Wie geht die 34-jährige Tessinerin damit um? In einer ersten Reaktion lässt sie verlauten: «Ich hatte mir die nächsten Monate ganz anders vorgestellt und mich sehr auf die weitere Skisaison gefreut.» Daraus wird nun nichts. Aber, so bitter die Verletzung für sie auch ist, Gut-Behrami mag nicht klagen, sondern fügt an: «Wir haben in letzter Zeit dramatische Ereignisse erlebt in unserem Sport, tödliche Unfälle junger Athletinnen und Athleten. Ich bin der Meinung, dass eine Knieverletzung, so komplex sie auch sein mag, nicht als Tragödie betrachtet werden kann.»
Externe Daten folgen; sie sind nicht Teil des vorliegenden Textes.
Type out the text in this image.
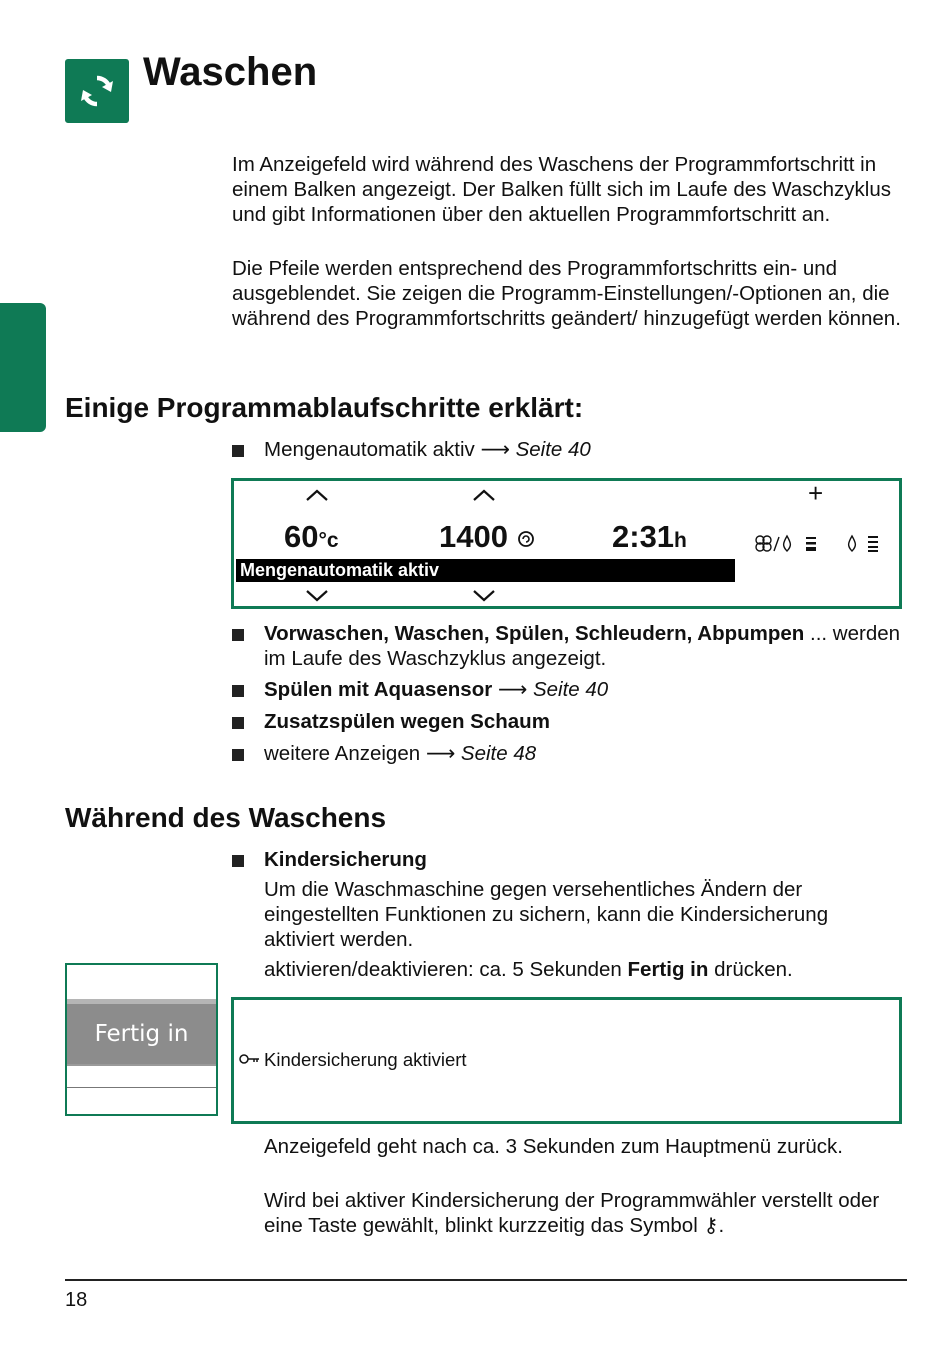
Waschen

Im Anzeigefeld wird während des Waschens der Programmfortschritt in einem Balken angezeigt. Der Balken füllt sich im Laufe des Waschzyklus und gibt Informationen über den aktuellen Programmfortschritt an.

Die Pfeile werden entsprechend des Programmfortschritts ein- und ausgeblendet. Sie zeigen die Programm-Einstellungen/-Optionen an, die während des Programmfortschritts geändert/ hinzugefügt werden können.

Einige Programmablaufschritte erklärt:
Mengenautomatik aktiv ⟶ Seite 40
+
60°c	1400	2:31h
Mengenautomatik aktiv
Vorwaschen, Waschen, Spülen, Schleudern, Abpumpen ... werden im Laufe des Waschzyklus angezeigt.
Spülen mit Aquasensor ⟶ Seite 40
Zusatzspülen wegen Schaum
weitere Anzeigen ⟶ Seite 48
Während des Waschens
Kindersicherung

Um die Waschmaschine gegen versehentliches Ändern der eingestellten Funktionen zu sichern, kann die Kindersicherung aktiviert werden.

aktivieren/deaktivieren: ca. 5 Sekunden Fertig in drücken.

Fertig in
Kindersicherung aktiviert

Anzeigefeld geht nach ca. 3 Sekunden zum Hauptmenü zurück.

Wird bei aktiver Kindersicherung der Programmwähler verstellt oder eine Taste gewählt, blinkt kurzzeitig das Symbol ⚷.

18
Seit dem Sturz lautet die grosse Frage: Bedeutet die Verletzung auch das Ende der Karriere? Schliesslich stellte Gut-Behrami bereits vor der WM 2025 klar: Diese Saison ist die letzte. Allerdings betonte sie auch bereits mehrfach, dass sie nicht fremdbestimmt – also wegen einer Verletzung – aufhören will.

Gut-Behrami mag diesen Entscheid noch nicht fällen. Sie sagt: «Mein Ziel ist, mich vollständig von dieser Verletzung zu erholen und wieder meine volle Leistungsfähigkeit zu erreichen. Erst dann werde ich wissen, was die Zukunft für mich bereithält.» Einen etwas detaillierteren Einblick in ihre Gedanken gibt Lara Gut-Behrami am Freitagmittag.
Dann tritt Gut-Behrami im Rahmen einer Veranstaltung der Schweizer Firma Ka-ex auf. Sie wird online zugeschaltet und über ihre Situation sprechen. Fragen von Medienschaffenden sind allerdings nicht erwünscht. Nur die von der Firma engagierte Moderatorin ist befugt dazu – schliesslich soll die PR nicht allzu sehr von Gesundheitsfragen verdrängt werden.
Bei Ka-ex hat sich Gut-Behrami in diesem Frühling als Investorin eingekauft. Und ist als strategische Beraterin tätig. Die Firma wurde bekannt dank ihrem Getränk, das dem Körper hilft bei der Regeneration nach Alkoholgenuss – oder auch: nach sportlichen Höchstleistungen.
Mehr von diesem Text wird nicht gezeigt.